Anayasa Mahkemesi'nin bu kararı 28/04/2020 günlü, 31112 sayılı Resmi Gazete'de yayımlanmıştır. Anayasa Mahkemesi bu düzenlemeyi iptal ederken ileri tarihli bir yürürlük süresi öngörmemiştir. Dolayısıyla, anılan karar Resmi Gazetede yayımlandığı tarihte yürürlüğe girmiştir.
 
Anayasa Mahkemesinin sözü edilen kararı ile iptal edilen yasa kuralı (4045 sayılı Kanunun 1. maddesinin ikinci fıkrası) dışında, farklı statüde görev yapan kamu görevlileri ile ilgili olarak güvenlik soruşturması ve/veya arşiv araştırması yapılmasını öngören başka yasal düzenlemeler bulunmaktadır. Ancak bu yasal düzenlemelerden, 657 sayılı Kanunun 48/1-A-8. bendi, 29/11/2019 günlü, 30963 sayılı Resmi Gazete'de yayımlanan Anayasa Mahkemesinin 24/07/2019 günlü, E:2018/73, K:2019/65 sayılı kararı ile; 399 sayılı Kanun Hükmünde kararnamenin 7. maddesinin 1-f bendi ise , 30/4/2020 tarihli ve 31114 sayılı Resmi Gazete’de yayımlanan Anayasa Mahkemesinin 19/2/2020 tarihli ve E:2018/91, K:2020/10 sayılı kararı ile Anayasa’ya aykırı bulunarak iptal edilmiştir. Ayrıca, 6191 sayılı Sözleşmeli Erbaş ve Er Kanunu’nun 3. maddesinin “Sözleşmeli erlik için aranacak niteliklerin” düzenlendiği 3.fıkrasınının (f) bendinde; “Güvenlik soruşturması olumlu sonuçlanmış olmak; güvenlik soruşturmasının sonucunun henüz gelmediği hallerde arşiv araştırması olumlu sonuçlanmış olmak” hükmü yer almakta olup, Dairemizin 27/02/2020 günlü E:2020/849 sayılı kararı ile anılan düzenlemenin Anayasa'nın 13., 20. ve 128. maddelerine aykırı olduğundan bahisle iptali istemiyle itiraz yolu ile Anayasa Mahkemesine başvurulmuştur.
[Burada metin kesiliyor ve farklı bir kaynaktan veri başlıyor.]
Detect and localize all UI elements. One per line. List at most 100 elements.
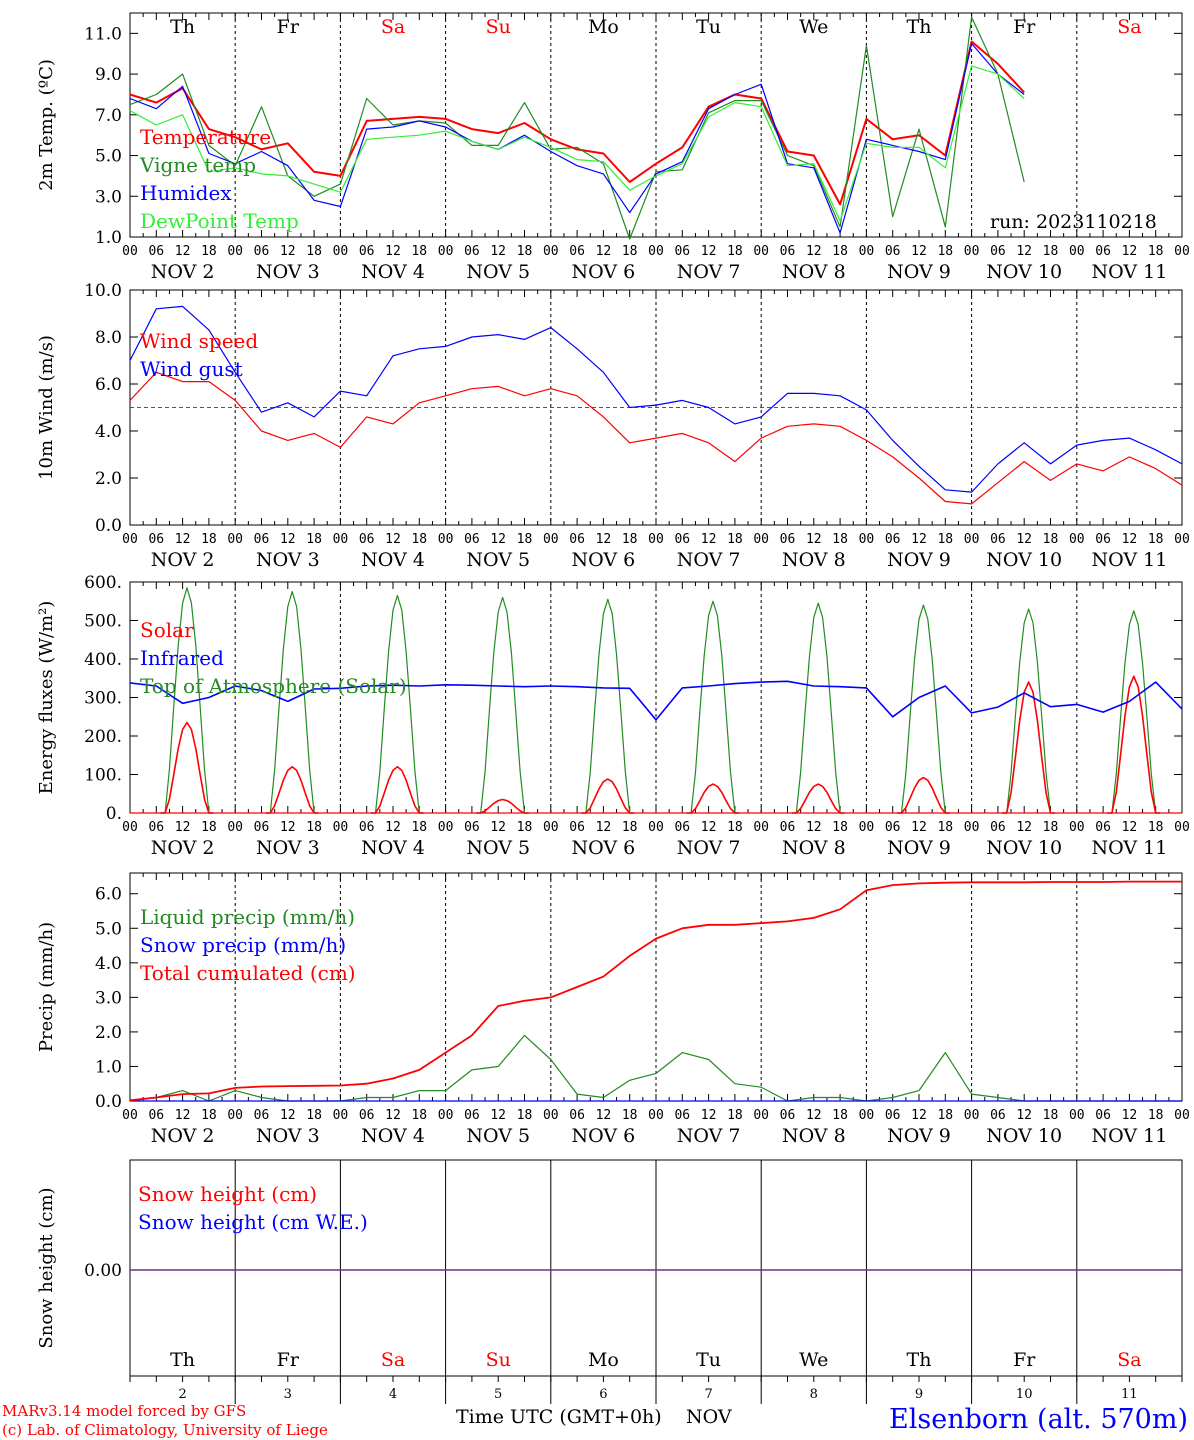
day-number: 8 [810, 1387, 818, 1402]
hour-tick-label: 00 [859, 244, 875, 259]
hour-tick-label: 18 [1148, 1108, 1164, 1123]
day-number: 6 [599, 1387, 607, 1402]
hour-tick-label: 00 [333, 244, 349, 259]
hour-tick-label: 12 [175, 532, 191, 547]
date-label: NOV 8 [782, 261, 846, 283]
date-label: NOV 4 [361, 549, 425, 571]
hour-tick-label: 18 [832, 1108, 848, 1123]
hour-tick-label: 00 [964, 244, 980, 259]
y-tick-label: 600. [84, 573, 122, 593]
hour-tick-label: 06 [674, 1108, 690, 1123]
hour-tick-label: 12 [701, 1108, 717, 1123]
date-label: NOV 9 [887, 261, 951, 283]
y-tick-label: 500. [84, 612, 122, 632]
day-name: Tu [696, 1349, 721, 1371]
hour-tick-label: 18 [306, 532, 322, 547]
hour-tick-label: 06 [464, 820, 480, 835]
hour-tick-label: 12 [1016, 244, 1032, 259]
hour-tick-label: 06 [780, 244, 796, 259]
hour-tick-label: 12 [911, 1108, 927, 1123]
hour-tick-label: 18 [937, 244, 953, 259]
hour-tick-label: 12 [911, 244, 927, 259]
hour-tick-label: 18 [201, 244, 217, 259]
solar-curve [476, 798, 529, 814]
legend-entry: Vigne temp [139, 153, 256, 177]
hour-tick-label: 12 [596, 244, 612, 259]
date-label: NOV 11 [1091, 261, 1167, 283]
hour-tick-label: 00 [438, 1108, 454, 1123]
y-tick-label: 4.0 [95, 422, 122, 442]
day-name: Sa [1117, 16, 1141, 38]
hour-tick-label: 18 [411, 244, 427, 259]
hour-tick-label: 18 [1148, 820, 1164, 835]
panel-temperature [129, 12, 1183, 238]
hour-tick-label: 18 [411, 1108, 427, 1123]
hour-tick-label: 12 [175, 820, 191, 835]
hour-tick-label: 00 [753, 1108, 769, 1123]
hour-tick-label: 12 [596, 1108, 612, 1123]
hour-tick-label: 18 [201, 820, 217, 835]
hour-tick-label: 18 [411, 532, 427, 547]
station-name: Elsenborn (alt. 570m) [889, 1404, 1188, 1435]
hour-tick-label: 06 [885, 820, 901, 835]
hour-tick-label: 00 [122, 820, 138, 835]
date-label: NOV 9 [887, 549, 951, 571]
legend-entry: Wind speed [140, 329, 258, 353]
hour-tick-label: 00 [543, 1108, 559, 1123]
hour-tick-label: 18 [622, 820, 638, 835]
hour-tick-label: 00 [1069, 1108, 1085, 1123]
solar-curve [791, 783, 845, 814]
x-axis-month: NOV [686, 1406, 732, 1428]
date-label: NOV 11 [1091, 837, 1167, 859]
day-number: 11 [1121, 1387, 1138, 1402]
date-label: NOV 4 [361, 1125, 425, 1147]
hour-tick-label: 18 [622, 244, 638, 259]
hour-tick-label: 00 [648, 1108, 664, 1123]
y-tick-label: 6.0 [95, 375, 122, 395]
date-label: NOV 10 [986, 837, 1062, 859]
run-label: run: 2023110218 [990, 211, 1157, 233]
y-tick-label: 8.0 [95, 328, 122, 348]
day-number: 5 [494, 1387, 502, 1402]
panel-precip [129, 872, 1183, 1102]
y-tick-label: 1.0 [95, 1057, 122, 1077]
solar-curve [160, 721, 214, 814]
solar-curve [265, 765, 319, 814]
hour-tick-label: 00 [227, 244, 243, 259]
date-label: NOV 11 [1091, 1125, 1167, 1147]
date-label: NOV 8 [782, 549, 846, 571]
hour-tick-label: 00 [333, 532, 349, 547]
day-name: Th [907, 16, 932, 38]
date-label: NOV 6 [572, 1125, 636, 1147]
hour-tick-label: 00 [1069, 244, 1085, 259]
hour-tick-label: 06 [359, 244, 375, 259]
y-tick-label: 11.0 [84, 24, 122, 44]
legend-entry: Total cumulated (cm) [140, 961, 356, 985]
hour-tick-label: 06 [990, 1108, 1006, 1123]
credit-model: MARv3.14 model forced by GFS [2, 1402, 246, 1420]
hour-tick-label: 06 [569, 532, 585, 547]
day-name: Sa [1117, 1349, 1141, 1371]
y-tick-label: 5.0 [95, 147, 122, 167]
hour-tick-label: 18 [1043, 244, 1059, 259]
y-tick-label: 400. [84, 650, 122, 670]
hour-tick-label: 12 [701, 244, 717, 259]
hour-tick-label: 06 [148, 1108, 164, 1123]
hour-tick-label: 18 [727, 244, 743, 259]
toa-solar-curve [791, 602, 845, 814]
hour-tick-label: 18 [517, 1108, 533, 1123]
y-tick-label: 0.00 [84, 1261, 122, 1281]
y-tick-label: 0. [106, 804, 122, 824]
toa-solar-curve [1002, 608, 1055, 814]
hour-tick-label: 18 [1148, 244, 1164, 259]
toa-solar-curve [1107, 610, 1161, 814]
toa-solar-curve [476, 596, 529, 814]
hour-tick-label: 00 [122, 1108, 138, 1123]
hour-tick-label: 00 [964, 532, 980, 547]
hour-tick-label: 06 [464, 244, 480, 259]
hour-tick-label: 18 [832, 244, 848, 259]
solar-curve [897, 776, 950, 814]
hour-tick-label: 12 [1016, 1108, 1032, 1123]
hour-tick-label: 06 [569, 244, 585, 259]
hour-tick-label: 18 [622, 532, 638, 547]
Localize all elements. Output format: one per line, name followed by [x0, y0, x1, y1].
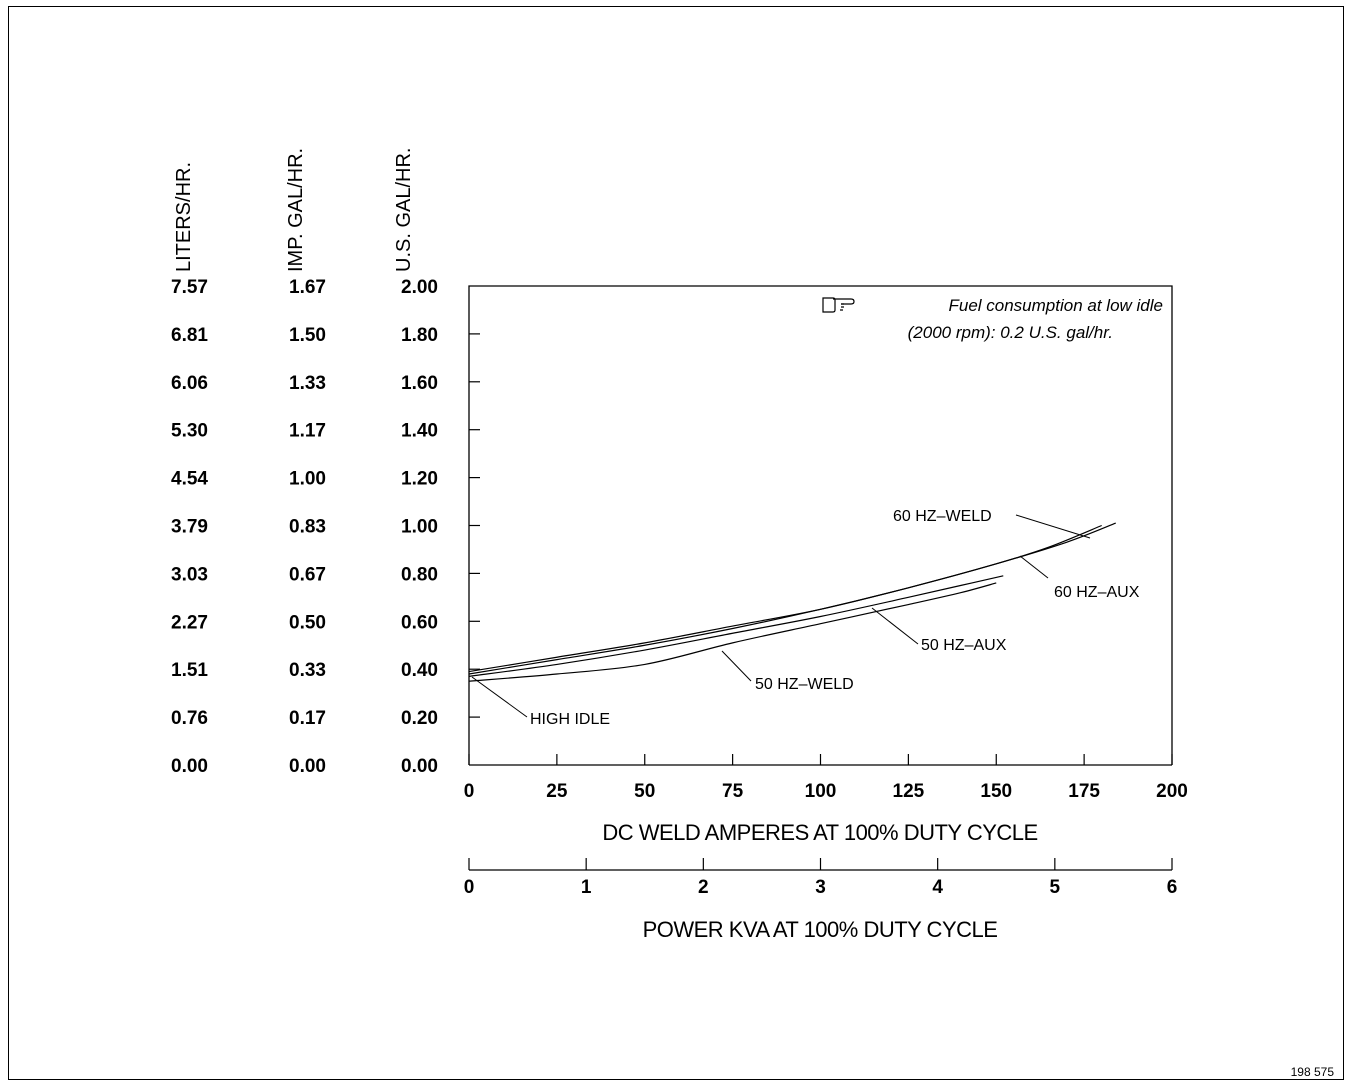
pointing-hand-icon	[822, 297, 855, 313]
low-idle-note: Fuel consumption at low idle (2000 rpm):…	[822, 296, 1163, 342]
y-tick-label-1-5: 0.83	[289, 517, 326, 538]
curve-label-3: 50 HZ–WELD	[755, 676, 854, 693]
x-axis-label-kva: POWER KVA AT 100% DUTY CYCLE	[643, 917, 998, 942]
y-tick-label-1-0: 1.67	[289, 277, 326, 298]
series-line-3	[468, 582, 997, 682]
y-tick-label-0-8: 1.51	[171, 660, 208, 681]
figure-frame	[8, 6, 1344, 1080]
x-axis-label-amperes: DC WELD AMPERES AT 100% DUTY CYCLE	[602, 820, 1037, 845]
y-tick-label-0-6: 3.03	[171, 564, 208, 585]
y-tick-label-2-0: 2.00	[401, 277, 438, 298]
kva-tick-label-4: 4	[932, 877, 943, 898]
y-tick-label-2-7: 0.60	[401, 612, 438, 633]
y-axis-unit-label-0: LITERS/HR.	[173, 162, 195, 272]
y-tick-label-1-1: 1.50	[289, 325, 326, 346]
y-tick-label-0-7: 2.27	[171, 612, 208, 633]
curve-label-0: 60 HZ–WELD	[893, 508, 992, 525]
x-tick-label-3: 75	[722, 781, 744, 802]
y-tick-label-2-8: 0.40	[401, 660, 438, 681]
curve-leader-line-0	[1015, 514, 1091, 539]
series-line-2	[468, 575, 1004, 677]
y-axis-unit-label-1: IMP. GAL/HR.	[285, 148, 307, 272]
curve-leader-line-3	[721, 650, 752, 682]
y-tick-label-2-5: 1.00	[401, 517, 438, 538]
y-tick-label-1-10: 0.00	[289, 756, 326, 777]
curve-label-2: 50 HZ–AUX	[921, 637, 1007, 654]
y-tick-label-0-10: 0.00	[171, 756, 208, 777]
x-tick-label-5: 125	[893, 781, 925, 802]
x-tick-label-4: 100	[805, 781, 837, 802]
y-tick-label-1-3: 1.17	[289, 421, 326, 442]
series-line-0	[468, 524, 1102, 673]
y-tick-label-0-5: 3.79	[171, 517, 208, 538]
figure-number: 198 575	[1291, 1065, 1335, 1079]
y-tick-label-0-0: 7.57	[171, 277, 208, 298]
x-tick-label-1: 25	[546, 781, 568, 802]
curve-label-1: 60 HZ–AUX	[1054, 584, 1140, 601]
kva-tick-label-0: 0	[464, 877, 475, 898]
note-line-1: Fuel consumption at low idle	[948, 296, 1163, 315]
y-tick-label-2-9: 0.20	[401, 708, 438, 729]
x-tick-label-0: 0	[464, 781, 475, 802]
kva-tick-label-6: 6	[1167, 877, 1178, 898]
y-tick-label-1-9: 0.17	[289, 708, 326, 729]
y-tick-label-1-8: 0.33	[289, 660, 326, 681]
y-tick-label-0-9: 0.76	[171, 708, 208, 729]
kva-tick-label-2: 2	[698, 877, 709, 898]
x-tick-label-6: 150	[980, 781, 1012, 802]
y-tick-label-1-2: 1.33	[289, 373, 326, 394]
x-tick-label-7: 175	[1068, 781, 1100, 802]
y-tick-label-2-6: 0.80	[401, 564, 438, 585]
y-axis-unit-label-2: U.S. GAL/HR.	[393, 148, 415, 272]
curve-label-4: HIGH IDLE	[530, 711, 610, 728]
y-tick-label-1-6: 0.67	[289, 564, 326, 585]
kva-tick-label-1: 1	[581, 877, 592, 898]
y-tick-label-1-4: 1.00	[289, 469, 326, 490]
x-tick-label-2: 50	[634, 781, 655, 802]
note-line-2: (2000 rpm): 0.2 U.S. gal/hr.	[908, 323, 1113, 342]
y-tick-label-0-4: 4.54	[171, 469, 208, 490]
kva-tick-label-5: 5	[1050, 877, 1061, 898]
y-tick-label-2-10: 0.00	[401, 756, 438, 777]
x-tick-label-8: 200	[1156, 781, 1188, 802]
y-tick-label-2-1: 1.80	[401, 325, 438, 346]
y-tick-label-0-3: 5.30	[171, 421, 208, 442]
plot-frame	[468, 285, 1173, 765]
y-tick-label-2-4: 1.20	[401, 469, 438, 490]
kva-tick-label-3: 3	[815, 877, 826, 898]
curve-leader-line-1	[1019, 555, 1049, 579]
y-tick-label-1-7: 0.50	[289, 612, 326, 633]
y-tick-label-2-3: 1.40	[401, 421, 438, 442]
series-line-1	[468, 522, 1116, 675]
y-tick-label-0-1: 6.81	[171, 325, 208, 346]
y-tick-label-2-2: 1.60	[401, 373, 438, 394]
y-tick-label-0-2: 6.06	[171, 373, 208, 394]
curve-leader-line-2	[871, 607, 919, 645]
curve-leader-line-4	[471, 676, 528, 718]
Bu başvuru hakkında Anayasa Mahkemesi henüz esastan bir karar vermemiştir.
 
Öte yandan,12/04/2000 tarihli ve 24018 sayılı Resmi Gazete'de yayımlanan "Güvenlik Soruşturması ve Arşiv Araştırması Yönetmeliği" de 4045 sayılı Kanun'un 1. maddesine dayanılarak çıkarılmış bulunmaktadır.
 
Dava konusu edilen işlemin dayanağını oluşturan yasa kuralı (7148 sayılı Kanun’un 29. maddesiyle 4045 sayılı Kanun’un 1. maddesine eklenen ikinci fıkranın), yukarıda bahsedildiği üzere Anayasa Mahkemesi'nce iptal edildiğinden, Anayasa Mahkemesi kararının geriye yürümesi ve söz konusu karardan önce yürürlükte olan Anayasaya aykırı kurala göre tesis edilen işlemlere karşı açılan ve halen görülmekte olan davaların (olayımızda olduğu gibi), Anayasa Mahkemesi kararından ne şekilde etkileneceği hususunun öncelikle açıklığa kavuşturulması gerekmektedir.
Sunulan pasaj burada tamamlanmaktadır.